Re: [REGRESSION] Errors at reboot after 722e5f2b1eec

From: Rafael J. Wysocki
Date: Fri Sep 14 2018 - 02:28:52 EST


On Friday, September 14, 2018 4:29:46 AM CEST Pingfan Liu wrote:
> On Thu, Sep 13, 2018 at 10:15 PM Rafael J. Wysocki <rjw@xxxxxxxxxxxxx> wrote:
> >
> > On Thursday, September 13, 2018 12:03:36 PM CEST James Wang wrote:
> > > This is a multi-part message in MIME format.
> > > --------------F5519E624D0AD1E3F7DDA019
> > > Content-Type: text/plain; charset=utf-8
> > > Content-Transfer-Encoding: 8bit
> > >
> > >
> > >
> > > On 09/11/2018 02:15 PM, Takashi Iwai wrote:
> > > > On Tue, 11 Sep 2018 14:11:30 +0200,
> > > > James Wang wrote:
> > > >> I did try it from kernel : head
> > > > OK, then the bug is present with 4.19-rc2, at least.
> > > > Please check my test kernel later (it's still being built).
> > > Hi folks, I attach two log about 4.19-rc3 and 4.19-rc3+Rafeal suggestion.
> >
> > OK, no difference AFAICS.
> >
> > This means that the commit turned up by bisection simply uncovered an existing
> > ordering issue, apparently between an IOMMU and its client (ie. it appears that
> > the client is shut down after the IOMMU).
> >
> > This isn't limited to shutdown and you'd see the same issue on system-wide
> > suspend/resume (in fact, the Pingfan Liu's patches make shutdown use the
> > same device list that is used for system-wide PM).
> >
> > One way to mitigate such issues is to add a device link between the two
> > devices in question to enforce the correct suspend/resume/shutdown ordering
> > between them.
> >
> I found the iommu was at " 0000:00:00.2", while ohci-pci is at
> 0000:00:13.1. Hence ohci-pci should be shutdown before iommu. Not
> familiar with AMD's iommu code, but I think there is no shutdown
> interface exported to drivers/base. It is shutdown by platform code in
> arch/x86. So I think there should be someone teared down the iotbl,
> e.g. by invalidating pages, before the shutdown of ohci-pci. I wonder
> whether adding a device link can fix this bug or not. (Forgive me if I
> made a mistake, since I am ignorant in this field)

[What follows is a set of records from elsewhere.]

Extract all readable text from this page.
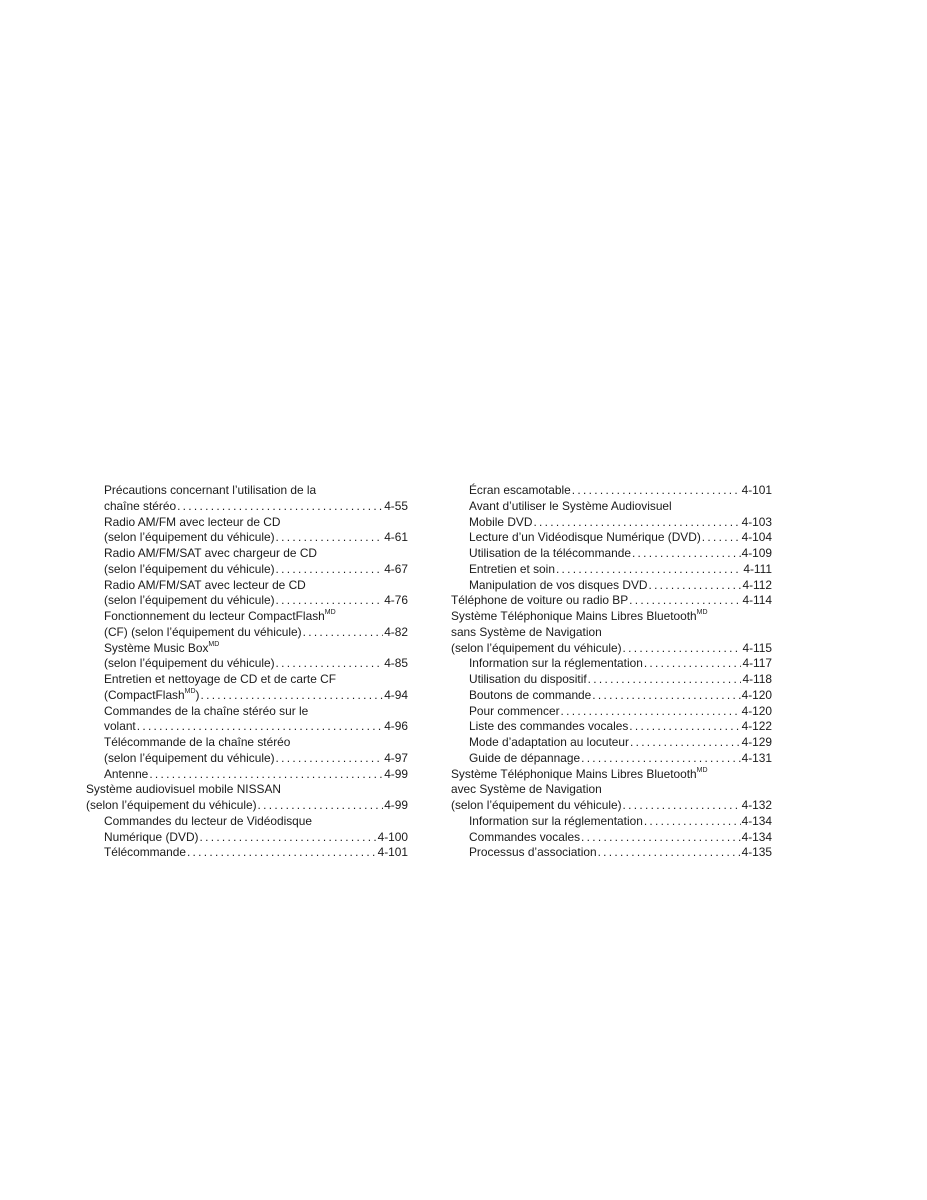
Précautions concernant l’utilisation de la
chaîne stéréo . . .	4-55
Radio AM/FM avec lecteur de CD
(selon l’équipement du véhicule) . . .	4-61
Radio AM/FM/SAT avec chargeur de CD
(selon l’équipement du véhicule) . . .	4-67
Radio AM/FM/SAT avec lecteur de CD
(selon l’équipement du véhicule) . . .	4-76
Fonctionnement du lecteur CompactFlash$^{MD}$
(CF) (selon l’équipement du véhicule) . . .	4-82
Système Music Box$^{MD}$
(selon l’équipement du véhicule) . . .	4-85
Entretien et nettoyage de CD et de carte CF
(CompactFlash$^{MD}$) . . .	4-94
Commandes de la chaîne stéréo sur le
volant . . .	4-96
Télécommande de la chaîne stéréo
(selon l’équipement du véhicule) . . .	4-97
Antenne . . .	4-99
Système audiovisuel mobile NISSAN
(selon l’équipement du véhicule) . . .	4-99
Commandes du lecteur de Vidéodisque
Numérique (DVD) . . .	4-100
Télécommande . . .	4-101
Écran escamotable . . .	4-101
Avant d’utiliser le Système Audiovisuel
Mobile DVD . . .	4-103
Lecture d’un Vidéodisque Numérique (DVD) . . .	4-104
Utilisation de la télécommande . . .	4-109
Entretien et soin . . .	4-111
Manipulation de vos disques DVD . . .	4-112
Téléphone de voiture ou radio BP . . .	4-114
Système Téléphonique Mains Libres Bluetooth$^{MD}$
sans Système de Navigation
(selon l’équipement du véhicule) . . .	4-115
Information sur la réglementation . . .	4-117
Utilisation du dispositif . . .	4-118
Boutons de commande . . .	4-120
Pour commencer . . .	4-120
Liste des commandes vocales . . .	4-122
Mode d’adaptation au locuteur . . .	4-129
Guide de dépannage . . .	4-131
Système Téléphonique Mains Libres Bluetooth$^{MD}$
avec Système de Navigation
(selon l’équipement du véhicule) . . .	4-132
Information sur la réglementation . . .	4-134
Commandes vocales . . .	4-134
Processus d’association . . .	4-135
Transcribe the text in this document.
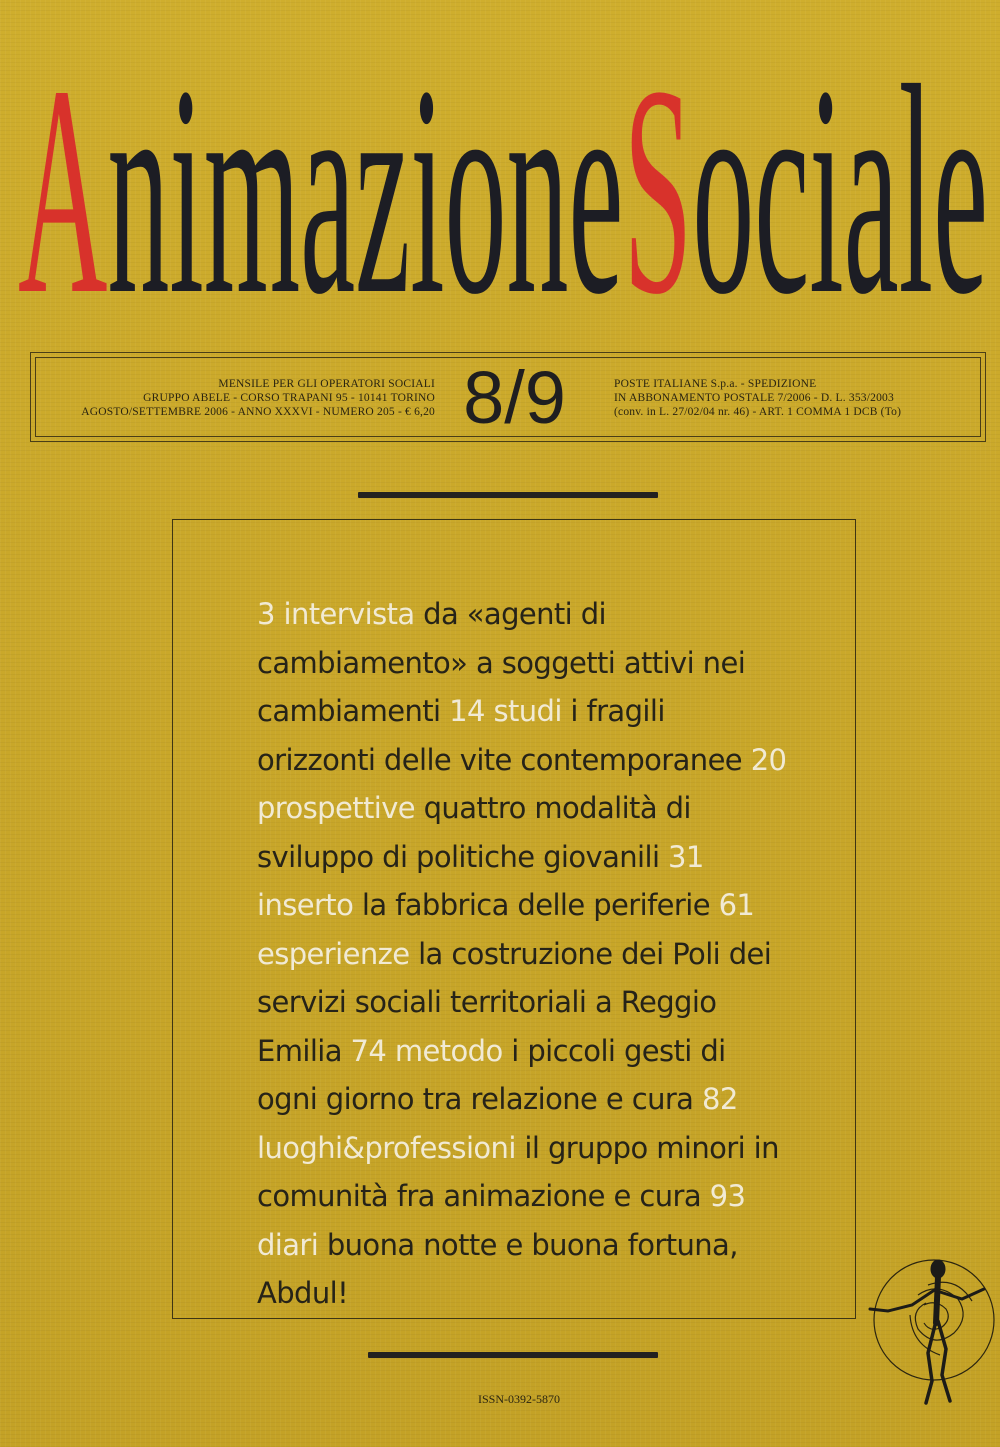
AnimazioneSociale
MENSILE PER GLI OPERATORI SOCIALI
GRUPPO ABELE - CORSO TRAPANI 95 - 10141 TORINO
AGOSTO/SETTEMBRE 2006 - ANNO XXXVI - NUMERO 205 - € 6,20
POSTE ITALIANE S.p.a. - SPEDIZIONE
IN ABBONAMENTO POSTALE 7/2006 - D. L. 353/2003
(conv. in L. 27/02/04 nr. 46) - ART. 1 COMMA 1 DCB (To)
8/9
3 intervista da «agenti di cambiamento» a soggetti attivi nei cambiamenti 14 studi i fragili orizzonti delle vite contemporanee 20 prospettive quattro modalità di sviluppo di politiche giovanili 31 inserto la fabbrica delle periferie 61 esperienze la costruzione dei Poli dei servizi sociali territoriali a Reggio Emilia 74 metodo i piccoli gesti di ogni giorno tra relazione e cura 82 luoghi&professioni il gruppo minori in comunità fra animazione e cura 93 diari buona notte e buona fortuna, Abdul!
ISSN-0392-5870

Adding a device link should help, as it effectively causes dpm_list to
be reordered in accordance with the link direction, but it also takes
care of the other children and linked devices as appropriate.

The difficulty is that whoever wants to add a device link between two
devices needs to have pointers to the device objects in question upfront.

Thanks,
Rafael